The FTOA tells us it has #12# zeros but does not help us find them...

Explanation:

The fundamental theorem of algebra tells you that a polynomial of degree #n > 0# in one variable has a Complex (possibly Real) zero.

A corollary of this, often stated as part of the FTOA is that a polynomial of degree #n > 0# in one variable will have exactly #n# Complex (possibly Real) zeros counting multiplicity.

To see why this follows, note that if we have one zero #x_1#, then #f(x)# will be divisible by #(x-x_1)# resulting in a polynomial of degree #n - 1#. If #n - 1 > 0# then this will have a zero #x_2#, etc.

In our example:

#f(x) = 15x^12+41x^9+13x^2-10#

is of degree #12#, so has exactly #12# zeros counting multiplicity.

That's all the FTOA tells you.
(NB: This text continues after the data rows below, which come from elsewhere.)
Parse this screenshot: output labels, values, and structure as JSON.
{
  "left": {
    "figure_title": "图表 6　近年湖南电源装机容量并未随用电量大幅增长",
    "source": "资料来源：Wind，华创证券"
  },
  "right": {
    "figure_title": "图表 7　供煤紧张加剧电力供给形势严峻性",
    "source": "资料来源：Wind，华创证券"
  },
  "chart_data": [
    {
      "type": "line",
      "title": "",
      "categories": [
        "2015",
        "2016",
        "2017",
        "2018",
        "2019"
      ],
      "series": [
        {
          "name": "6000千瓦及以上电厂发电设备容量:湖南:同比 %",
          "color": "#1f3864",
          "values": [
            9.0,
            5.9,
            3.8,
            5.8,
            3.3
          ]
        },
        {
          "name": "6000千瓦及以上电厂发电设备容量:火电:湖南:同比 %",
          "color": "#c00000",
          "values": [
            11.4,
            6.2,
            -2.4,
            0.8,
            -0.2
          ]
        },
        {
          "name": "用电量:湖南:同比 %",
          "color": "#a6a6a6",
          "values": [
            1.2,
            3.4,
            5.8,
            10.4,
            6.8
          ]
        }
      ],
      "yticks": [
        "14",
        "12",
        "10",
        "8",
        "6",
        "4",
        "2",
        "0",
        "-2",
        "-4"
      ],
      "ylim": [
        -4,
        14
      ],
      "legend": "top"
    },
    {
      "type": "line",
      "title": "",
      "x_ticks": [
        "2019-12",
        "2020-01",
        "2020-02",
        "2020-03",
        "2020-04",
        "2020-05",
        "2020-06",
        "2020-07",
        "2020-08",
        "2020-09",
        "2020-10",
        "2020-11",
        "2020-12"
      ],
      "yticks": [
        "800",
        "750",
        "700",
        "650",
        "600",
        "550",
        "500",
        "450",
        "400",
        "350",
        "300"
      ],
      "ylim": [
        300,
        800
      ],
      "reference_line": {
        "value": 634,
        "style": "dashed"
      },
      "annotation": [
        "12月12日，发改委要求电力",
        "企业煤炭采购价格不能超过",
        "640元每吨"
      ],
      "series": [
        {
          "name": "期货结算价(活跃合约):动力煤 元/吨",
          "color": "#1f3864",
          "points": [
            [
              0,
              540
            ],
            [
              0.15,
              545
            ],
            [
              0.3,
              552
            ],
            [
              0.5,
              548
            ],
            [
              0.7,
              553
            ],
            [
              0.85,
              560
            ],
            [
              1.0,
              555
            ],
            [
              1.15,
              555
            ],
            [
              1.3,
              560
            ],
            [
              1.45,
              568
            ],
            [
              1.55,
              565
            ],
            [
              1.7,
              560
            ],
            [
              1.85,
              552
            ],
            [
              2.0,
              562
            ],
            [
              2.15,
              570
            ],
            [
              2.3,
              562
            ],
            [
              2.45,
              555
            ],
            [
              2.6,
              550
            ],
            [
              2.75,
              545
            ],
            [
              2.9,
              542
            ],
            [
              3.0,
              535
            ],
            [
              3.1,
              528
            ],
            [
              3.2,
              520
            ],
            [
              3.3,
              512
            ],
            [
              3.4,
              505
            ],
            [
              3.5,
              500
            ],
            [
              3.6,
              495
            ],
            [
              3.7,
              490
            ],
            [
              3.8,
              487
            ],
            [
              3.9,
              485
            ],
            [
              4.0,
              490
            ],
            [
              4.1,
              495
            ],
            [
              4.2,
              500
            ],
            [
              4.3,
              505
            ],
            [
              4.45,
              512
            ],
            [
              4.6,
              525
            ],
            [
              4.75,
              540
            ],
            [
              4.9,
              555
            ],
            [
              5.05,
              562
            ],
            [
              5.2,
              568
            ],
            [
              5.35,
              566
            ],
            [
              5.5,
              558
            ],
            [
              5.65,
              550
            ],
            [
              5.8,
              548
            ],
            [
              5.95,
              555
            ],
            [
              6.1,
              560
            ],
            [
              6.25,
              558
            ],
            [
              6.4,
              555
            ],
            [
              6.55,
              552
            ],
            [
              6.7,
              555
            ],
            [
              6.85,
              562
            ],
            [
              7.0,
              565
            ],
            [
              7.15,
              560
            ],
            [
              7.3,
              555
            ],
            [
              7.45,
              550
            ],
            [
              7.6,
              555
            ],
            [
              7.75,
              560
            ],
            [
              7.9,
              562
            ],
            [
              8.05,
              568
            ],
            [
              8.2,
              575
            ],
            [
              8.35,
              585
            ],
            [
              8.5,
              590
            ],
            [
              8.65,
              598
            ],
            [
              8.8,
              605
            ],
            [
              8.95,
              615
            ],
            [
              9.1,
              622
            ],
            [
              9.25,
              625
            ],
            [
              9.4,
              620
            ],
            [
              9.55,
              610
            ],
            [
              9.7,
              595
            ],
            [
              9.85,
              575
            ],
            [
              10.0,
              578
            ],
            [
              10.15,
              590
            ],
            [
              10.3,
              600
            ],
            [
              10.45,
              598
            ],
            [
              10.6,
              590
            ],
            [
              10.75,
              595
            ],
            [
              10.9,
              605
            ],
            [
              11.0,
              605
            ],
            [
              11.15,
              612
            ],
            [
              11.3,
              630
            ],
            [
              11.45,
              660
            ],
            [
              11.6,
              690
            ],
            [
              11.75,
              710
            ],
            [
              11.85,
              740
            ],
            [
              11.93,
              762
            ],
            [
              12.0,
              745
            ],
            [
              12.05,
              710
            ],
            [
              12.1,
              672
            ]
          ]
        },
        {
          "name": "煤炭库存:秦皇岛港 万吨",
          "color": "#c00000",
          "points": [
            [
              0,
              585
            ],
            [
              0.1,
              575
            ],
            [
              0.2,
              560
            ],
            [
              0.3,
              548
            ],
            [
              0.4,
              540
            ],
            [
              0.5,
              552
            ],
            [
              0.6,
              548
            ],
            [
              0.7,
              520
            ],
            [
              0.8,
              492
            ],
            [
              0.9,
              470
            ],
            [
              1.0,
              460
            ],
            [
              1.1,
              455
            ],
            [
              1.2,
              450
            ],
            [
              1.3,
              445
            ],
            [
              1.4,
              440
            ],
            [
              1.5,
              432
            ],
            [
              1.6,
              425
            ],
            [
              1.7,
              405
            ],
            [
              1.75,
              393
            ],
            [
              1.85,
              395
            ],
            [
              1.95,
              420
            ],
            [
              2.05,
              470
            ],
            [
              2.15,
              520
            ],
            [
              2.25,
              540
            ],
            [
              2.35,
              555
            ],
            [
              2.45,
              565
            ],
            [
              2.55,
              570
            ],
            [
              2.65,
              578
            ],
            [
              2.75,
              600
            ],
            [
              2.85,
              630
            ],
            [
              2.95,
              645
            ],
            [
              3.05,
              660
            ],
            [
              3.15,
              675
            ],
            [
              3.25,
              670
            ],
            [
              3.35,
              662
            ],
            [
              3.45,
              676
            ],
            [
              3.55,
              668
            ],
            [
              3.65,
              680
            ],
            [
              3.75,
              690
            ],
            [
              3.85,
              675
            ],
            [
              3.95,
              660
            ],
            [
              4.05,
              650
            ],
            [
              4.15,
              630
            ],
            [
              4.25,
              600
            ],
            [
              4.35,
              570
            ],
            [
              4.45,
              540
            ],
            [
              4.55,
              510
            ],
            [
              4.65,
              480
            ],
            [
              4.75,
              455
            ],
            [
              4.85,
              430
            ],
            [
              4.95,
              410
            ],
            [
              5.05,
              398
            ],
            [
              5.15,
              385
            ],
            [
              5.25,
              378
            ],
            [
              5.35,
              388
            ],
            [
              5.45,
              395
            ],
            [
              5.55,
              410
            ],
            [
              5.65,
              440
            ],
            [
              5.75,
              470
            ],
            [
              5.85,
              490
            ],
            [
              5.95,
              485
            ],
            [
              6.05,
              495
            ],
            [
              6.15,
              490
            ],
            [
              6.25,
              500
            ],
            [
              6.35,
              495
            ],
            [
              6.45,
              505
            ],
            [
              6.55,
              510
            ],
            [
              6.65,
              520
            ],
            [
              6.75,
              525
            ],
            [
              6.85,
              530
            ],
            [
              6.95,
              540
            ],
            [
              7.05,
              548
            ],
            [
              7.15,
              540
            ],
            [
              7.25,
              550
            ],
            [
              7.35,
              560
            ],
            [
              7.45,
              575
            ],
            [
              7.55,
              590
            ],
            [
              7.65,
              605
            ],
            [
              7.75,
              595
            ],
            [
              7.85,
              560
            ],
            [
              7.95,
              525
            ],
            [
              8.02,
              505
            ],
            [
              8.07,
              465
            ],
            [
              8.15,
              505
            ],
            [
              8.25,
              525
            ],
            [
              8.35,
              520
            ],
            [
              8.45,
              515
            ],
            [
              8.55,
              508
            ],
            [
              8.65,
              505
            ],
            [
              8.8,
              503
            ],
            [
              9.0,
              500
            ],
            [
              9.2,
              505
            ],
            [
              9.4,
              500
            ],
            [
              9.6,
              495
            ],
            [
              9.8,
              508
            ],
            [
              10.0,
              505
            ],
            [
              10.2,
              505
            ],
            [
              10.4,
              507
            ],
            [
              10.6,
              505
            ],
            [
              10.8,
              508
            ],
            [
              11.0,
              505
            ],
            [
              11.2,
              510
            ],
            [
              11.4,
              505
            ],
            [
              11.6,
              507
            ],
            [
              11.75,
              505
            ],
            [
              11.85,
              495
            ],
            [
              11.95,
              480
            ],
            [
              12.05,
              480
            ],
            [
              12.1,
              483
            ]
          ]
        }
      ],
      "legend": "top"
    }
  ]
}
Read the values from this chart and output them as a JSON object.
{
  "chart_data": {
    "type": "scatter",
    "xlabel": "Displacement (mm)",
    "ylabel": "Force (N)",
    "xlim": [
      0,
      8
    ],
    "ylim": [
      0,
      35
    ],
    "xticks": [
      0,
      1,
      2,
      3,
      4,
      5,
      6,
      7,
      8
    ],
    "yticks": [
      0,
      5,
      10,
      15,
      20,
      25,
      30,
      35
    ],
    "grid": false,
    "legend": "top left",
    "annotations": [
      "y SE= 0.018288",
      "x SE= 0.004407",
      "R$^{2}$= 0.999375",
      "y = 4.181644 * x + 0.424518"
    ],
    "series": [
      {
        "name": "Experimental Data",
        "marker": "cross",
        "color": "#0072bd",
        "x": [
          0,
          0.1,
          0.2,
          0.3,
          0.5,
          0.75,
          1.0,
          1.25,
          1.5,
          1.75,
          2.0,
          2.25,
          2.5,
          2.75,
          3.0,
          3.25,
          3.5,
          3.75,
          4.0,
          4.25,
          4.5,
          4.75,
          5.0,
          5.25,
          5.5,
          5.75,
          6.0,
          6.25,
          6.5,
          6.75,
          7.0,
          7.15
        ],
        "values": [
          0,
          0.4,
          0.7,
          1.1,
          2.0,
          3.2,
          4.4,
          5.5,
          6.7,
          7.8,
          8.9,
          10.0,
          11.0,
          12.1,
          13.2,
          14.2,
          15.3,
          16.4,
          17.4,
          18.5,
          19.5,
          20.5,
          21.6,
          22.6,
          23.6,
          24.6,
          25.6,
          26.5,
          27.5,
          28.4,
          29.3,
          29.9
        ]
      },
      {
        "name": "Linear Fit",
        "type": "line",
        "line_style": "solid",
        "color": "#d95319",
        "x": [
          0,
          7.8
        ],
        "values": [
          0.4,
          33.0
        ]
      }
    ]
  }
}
It does not help you find the zeros.

#color(white)()#
What else can we find out about the zeros of this polynomial?

Note that the signs of the coefficients follow the pattern:

#+ + + -#

With one change of sign, that means that there will be exactly one positive Real zero.

Reversing the sign on the term of odd degree we get the pattern:

#+ - + -#

With three changes of sign, that means that there will be either #1# or #3# negative Real zeros.

We can try to find rational zeros using the rational root theorem:

Any zero of #f(x)# must be expressible in the form #p/q# for integers #p, q# with #p# a divisor of the constant term #-10# and #q# a divisor of the coefficient #15# of the leading term.

That means that the only possible rational zeros are:

#+-1/15#, #+-2/15#, #+-1/5#, #+-1/3#, #+-2/5#, #+-2/3# #+-1#, #+-5/3#, #+-2#, #+-5#, #+-10#

None of these works, so #f(x)# has no rational zeros.

Ultimately, we are stuck with using numerical methods (e.g. Durand-Kerner) to find approximations for the zeros:

#x~~-1.38923#

#x~~0.735661#

#x~~-0.775742+-0.203247i#

#x~~-0.487897+-0.736584i#

#x~~0.14955+-0.928279i#

#x~~0.714459+-1.21625i#

#x~~0.726412+-0.459408i#